Policy makers are likely to be less concerned about the detailed interactions between social work and home nursing care, and more likely to be concerned about the overall coordination of care between various levels of providers and the various levels of acuity. Transfers to long term facilities or discharges from lengthy inpatient stays are transition points of high concern to policy makers that have a high likelihood of benefiting from data integration.

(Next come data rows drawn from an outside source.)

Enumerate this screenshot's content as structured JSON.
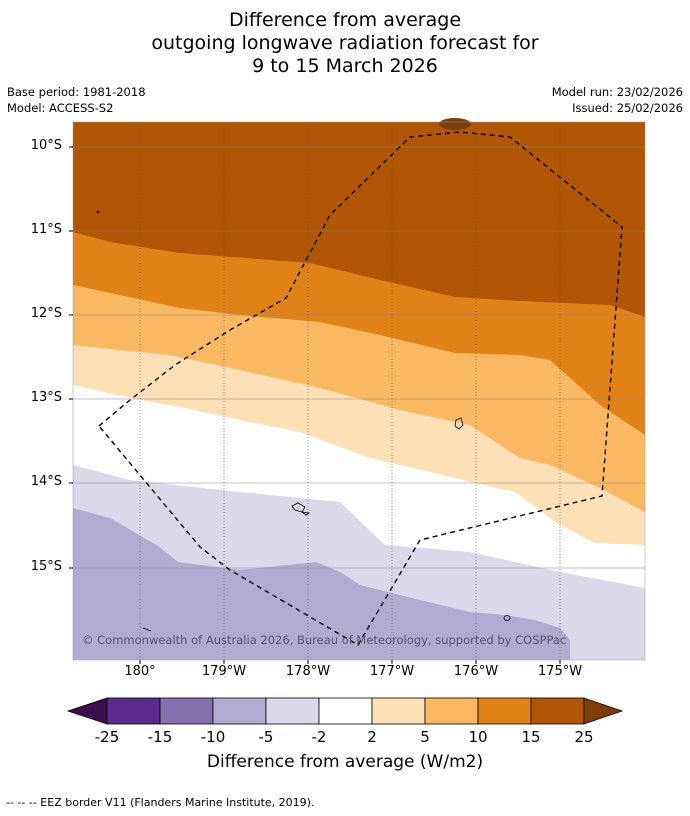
{
  "title": {
    "line1": "Difference from average",
    "line2": "outgoing longwave radiation forecast for",
    "line3": "9 to 15 March 2026"
  },
  "meta": {
    "base_period": "Base period: 1981-2018",
    "model": "Model: ACCESS-S2",
    "model_run": "Model run: 23/02/2026",
    "issued": "Issued: 25/02/2026"
  },
  "map": {
    "lat_labels": [
      "10°S",
      "11°S",
      "12°S",
      "13°S",
      "14°S",
      "15°S"
    ],
    "lon_labels": [
      "180°",
      "179°W",
      "178°W",
      "177°W",
      "176°W",
      "175°W"
    ],
    "copyright": "© Commonwealth of Australia 2026, Bureau of Meteorology, supported by COSPPac"
  },
  "colorbar": {
    "ticks": [
      "-25",
      "-15",
      "-10",
      "-5",
      "-2",
      "2",
      "5",
      "10",
      "15",
      "25"
    ],
    "colors": {
      "below_-25": "#3b0f4f",
      "-25_-15": "#5b2a8a",
      "-15_-10": "#8470ae",
      "-10_-5": "#b1abd2",
      "-5_-2": "#d9d9ea",
      "-2_2": "#ffffff",
      "2_5": "#fde0b6",
      "5_10": "#fbb862",
      "10_15": "#e18218",
      "15_25": "#b05605",
      "above_25": "#7d3c08"
    },
    "label": "Difference from average (W/m2)"
  },
  "legend": {
    "eez": "--  --  -- EEZ border V11 (Flanders Marine Institute, 2019)."
  }
}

The extent to which the adoption of a comprehensive chart review and medication reconciliation is indeed a reality in practice upon transfer between facilities, and whether it has a successful and meaningful impact, must be assessed through strategic planned review between the institutions (MacLeod 2015).

4.4.4 Insurers

While patient privacy must be maintained and ownership is ultimately shared in various combinations between the creators of the data (i.e., patient, provider, insurer), policies which unduly limit data dissemination between parties involved in care provision and quality assessments can diminish the impact of integrated data on the delivery of care. When an insurer’s priority is to know that the correct treatment is being delivered to the right patient, integrated data can provide a strong source for support in the decision-making processes for fee-for-service, bundled payments, and pay-for-performance, alike. The combination of documentation of services along with the documentation of provider reports and justification for those services can ultimately benefit not only the patient but also the overall efficiency of the health care system.

5 Summary

Health care data integration is a complex task, but is considered a cornerstone of every systematic attempt to achieve integrated patient care. It requires detailed planning and ongoing assessment to ensure accurate and effective coordination of information. Ultimately, data integration has the potential to provide multiple stakeholders with critical, timely, and detailed information for short- and long-term decision-making, documentation, and it supports attempts to achieve structural and functional health care coordination and integration.